Despite these alarming figures, the death rate remains relatively low. To put this in perspective, the daily death rate peaked at 1,172 on 20th April but now stands at approximately 70, having risen from single figures in August. A closer look at the data is needed to understand what’s going on. Data in March and April was based on confirmed cases tested in hospitals. Many people with symptoms were not tested at that time and it’s thought that the actual infection rate was much, much higher, possibly as high as 100,000 cases per day.
Cases now are confirmed by a much wider testing regime, capturing a truer picture of the spread and making the comparison with figures back in Spring somewhat inconsequential. With society adapting to socially distanced ways and the elderly isolating, the death rate has stayed relatively stable. Treatments are also having a significant impact and are improving the survival rate. Increased mixing in schools and universities means that cases are now concentrated in the healthy and young, a category that doesn’t tend to have the co-morbidities that can lead to death from coronavirus.
The government hasn’t introduced another national lockdown but has relied on local measures to supress the hotspots, minimising the damage to businesses caused by a full shutdown. Over the first half of 2020, the UK economy saw a 22% fall in GDP, but since then has staged something of a recovery. The bounce back from a GDP shock caused by structural circumstance, such as the Great Financial Crash, can be prolonged and slow but when the fall is caused by an event, the recovery tends to be much sharper and faster.
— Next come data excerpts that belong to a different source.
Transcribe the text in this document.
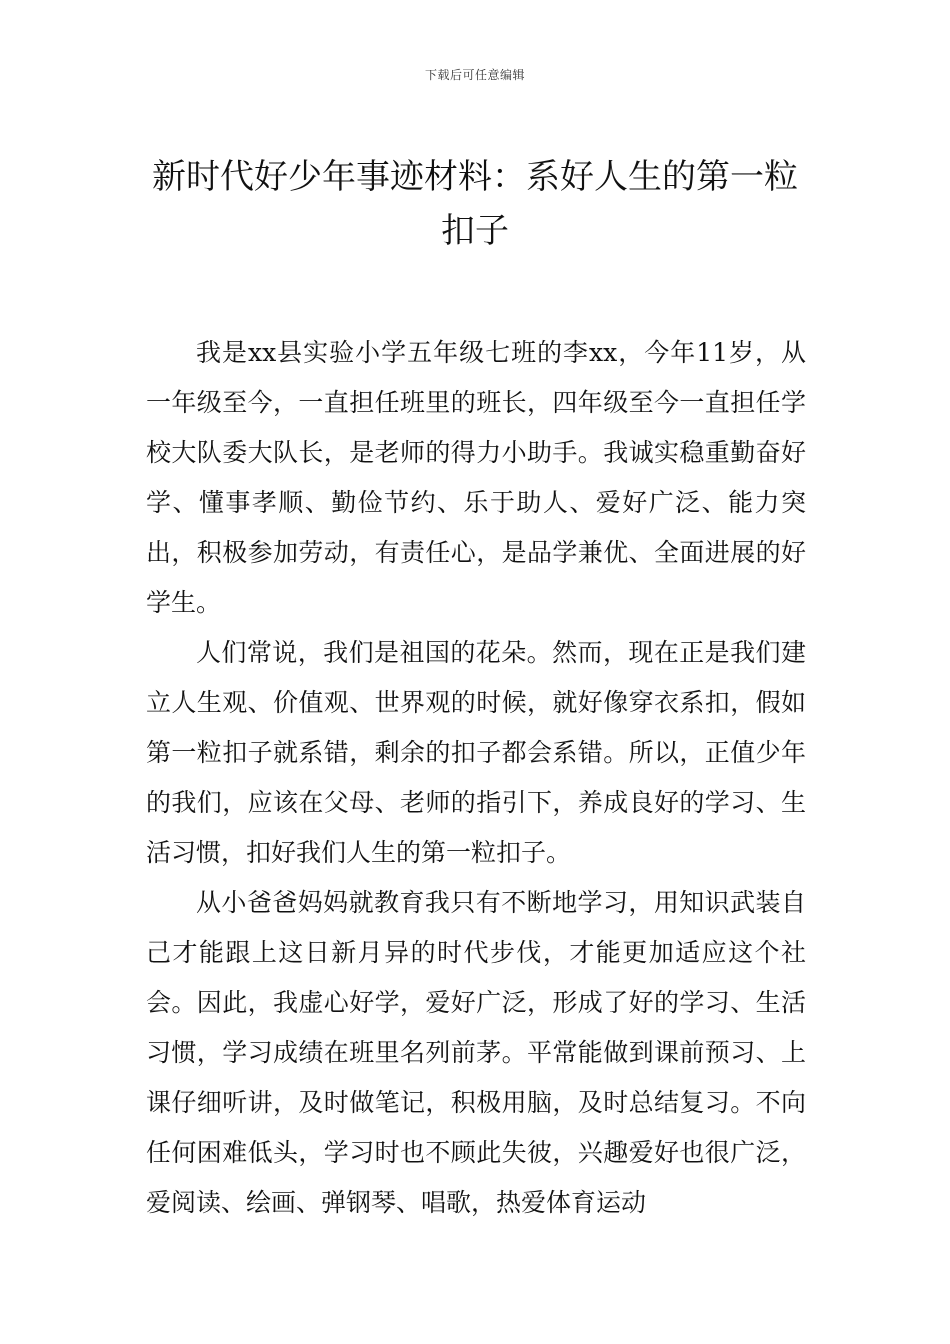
下载后可任意编辑
新时代好少年事迹材料：系好人生的第一粒扣子

我是xx县实验小学五年级七班的李xx，今年11岁，从一年级至今，一直担任班里的班长，四年级至今一直担任学校大队委大队长，是老师的得力小助手。我诚实稳重勤奋好学、懂事孝顺、勤俭节约、乐于助人、爱好广泛、能力突出，积极参加劳动，有责任心，是品学兼优、全面进展的好学生。

人们常说，我们是祖国的花朵。然而，现在正是我们建立人生观、价值观、世界观的时候，就好像穿衣系扣，假如第一粒扣子就系错，剩余的扣子都会系错。所以，正值少年的我们，应该在父母、老师的指引下，养成良好的学习、生活习惯，扣好我们人生的第一粒扣子。

从小爸爸妈妈就教育我只有不断地学习，用知识武装自己才能跟上这日新月异的时代步伐，才能更加适应这个社会。因此，我虚心好学，爱好广泛，形成了好的学习、生活习惯，学习成绩在班里名列前茅。平常能做到课前预习、上课仔细听讲，及时做笔记，积极用脑，及时总结复习。不向任何困难低头，学习时也不顾此失彼，兴趣爱好也很广泛，爱阅读、绘画、弹钢琴、唱歌，热爱体育运动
The bounce back has in part been due to pent up demand such as car and house purchases that couldn’t happen during the national lockdown, however, there is significant, permanent loss to the GDP in terms of businesses that have closed or products that are no longer in demand due to lifestyle changes.
Some areas of the market are now recovering more strongly than others. The Purchasing Managers’ Index (PMI) measures the prevailing direction of economic trends in the manufacturing and service sectors. The value and movements in the PMI and its components can provide useful insight to business decision makers, market analysts, and investors, and is a leading indicator of overall economic activity in the U.S. The headline PMI is a number from 0 to 100; a PMI above 50 represents an expansion when compared with the previous month and a PMI under 50 demonstrates a contraction. Recent data shows that the PMI is currently around 54, indicating a discernible recovery.
Companies with robust and resilient business models quantified in the quality aspect of the market will no doubt be the survivors. In market falls, certain factors such as quality and liquidity, tend to be more resilient and perform better. This is reflected in our quarterly asset allocation views. Across some of our portfolios, where we have a balance between investment styles, we have accentuated the quality and growth elements where appropriate.
Six months after the World Health Organisation declared Covid-19 a global pandemic, responses to the latest McKinsey Global Survey suggest a positive shift in economic sentiment. More than half of all executives surveyed say economic conditions in their own countries will be better six months from now, while 30 percent predict that they will worsen. That’s the smallest percentage of pessimists we’ve seen since the survey in April 2020.
We’ve learned much about the natural history and epidemiology of Covid-19. We’re developing better diagnostics; case management has improved, and pharmaceutical companies have turned out a remarkably robust pipeline of vaccine and therapeutic candidates. Put it all together, and an end to the pandemic is potentially within range. The economic slump of 2020 may have been the steepest in history, but the recovery is now underway.